Here’s the Situation
This year, Gov. Pete Ricketts has proposed creating the Nebraska Career Scholarships program to provide a total of $16 million over the next several years for scholarships for students in high-need areas like engineering, nursing and IT. Half of that amount would go to University of Nebraska students, starting with $2 million in 2020-21.
The Nebraska Career Scholarships, which the Appropriations Committee has funded in its preliminary budget recommendations, would put the University and our higher education partners in a stronger position to attract and retain talented students to our state who can help meet urgent workforce needs. We hope the Legislature will support this important investment in access and economic growth, and we need your help in telling the story of why financial aid matters.
What Advocates Do
When you become an NU Advocate, you amplify the conversation about investing in the University of Nebraska. Here’s what you can expect when you join the effort, and how you can make the most of your actions.
Get Loud on Social Media
Find the handles of your state senators and tag them on posts that talk about how the University of Nebraska has impacted you. Share positive NU news in your feed to help spread the word. Be sure to use our hashtag: #NUforNE.
Attend Advocacy Events
Look for emails about events like our “I Love NU” Advocacy Day at the State Capitol. Or, attend bill hearings at the Rotunda to get more informed. When NU Advocates show up at the State Capitol, it sends a powerful message to legislators.
Call or Send an Email
Emails and phone calls are effective ways to reach state senators. If you're not able to speak directly with a senator, talk to a staff member or leave a message. Include your name and number and share why the University is important to you.
Legislation to Watch
The 106th Nebraska Legislature second regular session began on January 8, 2020. This session, there were more than 480 legislative bills introduced for lawmakers to consider and debate over the next two years.

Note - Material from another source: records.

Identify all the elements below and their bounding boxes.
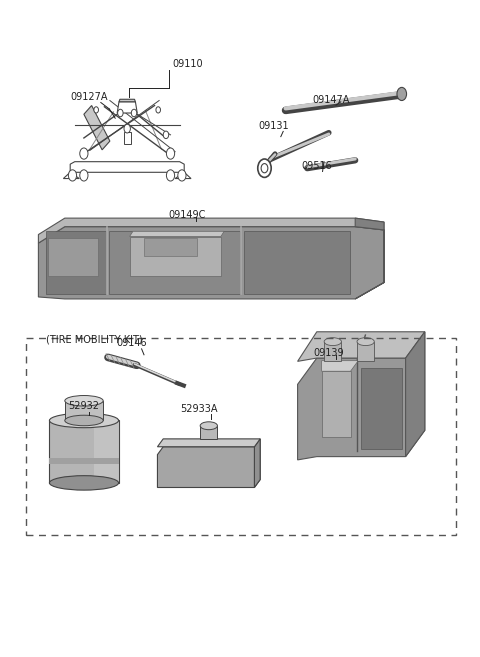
Text: 09516: 09516 xyxy=(301,161,332,171)
Circle shape xyxy=(80,148,88,159)
Circle shape xyxy=(167,170,175,181)
Polygon shape xyxy=(298,332,425,460)
Ellipse shape xyxy=(357,338,374,346)
Polygon shape xyxy=(70,162,184,172)
Circle shape xyxy=(68,170,77,181)
Text: (TIRE MOBILITY KIT): (TIRE MOBILITY KIT) xyxy=(46,335,142,345)
Polygon shape xyxy=(48,238,98,276)
Polygon shape xyxy=(144,238,197,256)
Text: 52932: 52932 xyxy=(69,401,99,411)
Polygon shape xyxy=(130,231,224,237)
Ellipse shape xyxy=(49,413,119,428)
Polygon shape xyxy=(254,439,260,487)
Polygon shape xyxy=(84,106,110,150)
Circle shape xyxy=(167,148,175,159)
Polygon shape xyxy=(63,172,79,179)
Ellipse shape xyxy=(65,415,103,426)
Polygon shape xyxy=(109,231,240,294)
Text: 09127A: 09127A xyxy=(70,92,108,102)
Circle shape xyxy=(397,87,407,101)
Polygon shape xyxy=(355,218,384,299)
Polygon shape xyxy=(406,332,425,457)
Polygon shape xyxy=(175,172,191,179)
Circle shape xyxy=(261,164,268,173)
Polygon shape xyxy=(200,426,217,439)
Polygon shape xyxy=(65,401,103,420)
Text: 09147A: 09147A xyxy=(312,95,350,105)
Polygon shape xyxy=(324,342,341,361)
Circle shape xyxy=(80,170,88,181)
Circle shape xyxy=(156,106,160,113)
Polygon shape xyxy=(49,458,119,464)
Circle shape xyxy=(124,124,131,133)
Ellipse shape xyxy=(324,338,341,346)
Polygon shape xyxy=(95,420,119,483)
Polygon shape xyxy=(157,439,260,487)
Polygon shape xyxy=(123,132,131,145)
Text: 09110: 09110 xyxy=(172,59,203,69)
Text: 09139: 09139 xyxy=(313,348,344,358)
Text: 09131: 09131 xyxy=(258,122,289,131)
Polygon shape xyxy=(38,218,384,243)
Text: 52933A: 52933A xyxy=(180,404,218,414)
Polygon shape xyxy=(117,102,137,113)
Polygon shape xyxy=(361,368,402,449)
Polygon shape xyxy=(357,342,374,361)
Circle shape xyxy=(163,131,168,139)
Ellipse shape xyxy=(200,422,217,430)
Polygon shape xyxy=(157,439,260,447)
Ellipse shape xyxy=(49,476,119,490)
Circle shape xyxy=(132,109,137,117)
Polygon shape xyxy=(119,99,135,102)
Text: 09149C: 09149C xyxy=(168,210,206,220)
Polygon shape xyxy=(49,420,119,483)
Polygon shape xyxy=(322,371,350,437)
Polygon shape xyxy=(322,361,358,371)
Circle shape xyxy=(178,170,186,181)
Polygon shape xyxy=(298,332,425,361)
Circle shape xyxy=(94,106,98,113)
Circle shape xyxy=(118,109,123,117)
Polygon shape xyxy=(46,231,106,294)
Text: 09146: 09146 xyxy=(117,338,147,348)
Ellipse shape xyxy=(65,396,103,406)
Polygon shape xyxy=(38,227,384,299)
Polygon shape xyxy=(244,231,350,294)
Polygon shape xyxy=(130,237,221,276)
Circle shape xyxy=(258,159,271,177)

The University of Nebraska monitors hundreds of legislative bills each year that could impact college affordability, campus operations, research, economic development and our academic programs.
Here are just a few key legislative bills impacting the University of Nebraska.
Gov. Ricketts’ proposal to invest a total of $16 million into career scholarships for college students in H3-career majors — permanent high-wage, high-skill and high-demand jobs such as engineering, IT and healthcare.
Appropriation to the Daugherty Water For Food Institute for University research in water and agriculture.
Legislation that would allow the Nebraska Transformational Project at UNMC to qualify for incentive-like state funds as part of a public-private partnership with federal, state, and philanthropic funding.
What Does Being an Advocate Mean to You?
“I’ve been able to get a great education, for an affordable cost, that’s preparing me for my future. I want other young people to have the same opportunity. For my fellow students and I, the state’s partnership with its University sends a strong message that policymakers want to invest in the next generation.”
Student Regent, University of Nebraska at Kearney
“Workforce development is one of our top concerns. If we can’t recruit and retain the best talent in Nebraska, other states are going to gain a competitive advantage. Our economic future depends on a talented workforce–the kind of graduates the University of Nebraska provides. I want to see that pipeline grow.”
Senior Director of Talent, Omaha Chamber of Commerce
"As a proud Native American and lifelong Nebraskan, I believe that education is a singular force in leveling the playing field. I support NU's commitment to providing access to all Nebraskans and promoting diversity. That's the kind of University I want to see serving Nebraska for generations to come."
Executive Director, Nebraska Commission on Indian Affairs
“For almost 150 years, the University of Nebraska has been a key partner in advancing agricultural research and production in our state—and beyond. As a sixth-generation farm operator and UNL graduate, I believe the future of agriculture depends in part on the skilled graduates and research produced by Nebraska’s only public university.”
Past President, Ag Builders of Nebraska
“The economic success of our state is linked to the growth of rural Nebraska, which faces real challenges: brain drain, gaps in access to technology and other resources, workforce shortages. The University of Nebraska is a critical partner in addressing those challenges. I’m proud to join business and community leaders across the state in supporting a strong University for Nebraska’s future.”
City Administrator, South Sioux City
“The University of Nebraska is a source for innovation and growth within our state. And that growth includes important roles for students. Each campus works closely with students to improve academic success and foster community engagement. I appreciate the opportunity to make a difference, and will continue to support the University—just as it supports me.”